Junto a ello, en un musical dominado por numerosas canciones, todas ellas compuestas por Cole Porter, y buena parte de ellas ya absolutas referentes de la cultura popular americana, hay que destacar la presencia del prestigioso Hermes Pan como coreógrafo. Y ello tiene su oportuna presencia en la película, más allá de las previsibles exhibiciones del popular baile francés. A este respecto, cabe destacar tres magníficos números, donde hay que reconocer que la película respira bastante, y da la medida de lo que hubiera podido ser con mayor inventiva. El primero de ellos es el de carácter porteño, donde la MacLaine actúa en su salón delante de Jourdan, siendo seducida por diversos y variados pretendientes, y en donde durante unos instantes, su figura será humorísticamente sustituida por una muñeca.
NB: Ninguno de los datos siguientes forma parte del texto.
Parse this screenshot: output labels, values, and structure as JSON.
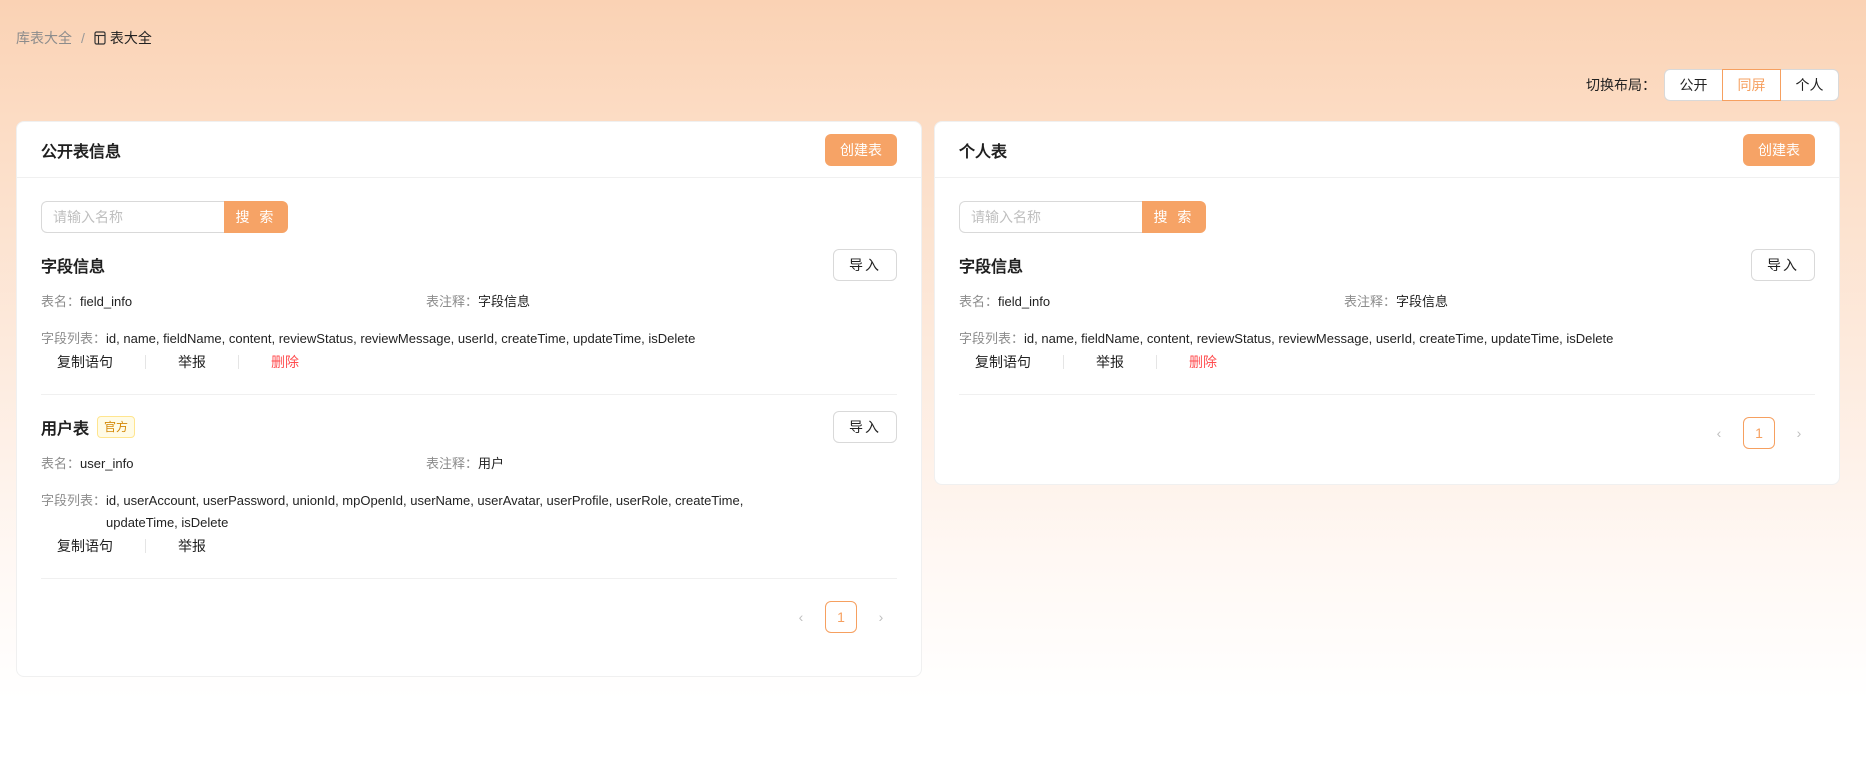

El segundo, la actuación de Susane ante la alta sociedad amiga de Philippe, en la fiesta que este ha organizado para presentarla dentro de un buque, donde nuestra protagonista se desinhibe por completo. Y, por último, el número musical sin duda más brillante de la función, en el que se apuesta de manera deliberada por el anacronismo y por su abandono deliberado de la cuarta pared. Me refiero a esa actualización musical de las figuras de Adán, Eva y la tentación de la serpiente, que, al estar insertados en los minutos finales de la función, contribuyen a elevar su nivel, por más que la última vista judicial que le sucede, el relato decrezca y aparezca desprovisto de su necesaria emocionalidad.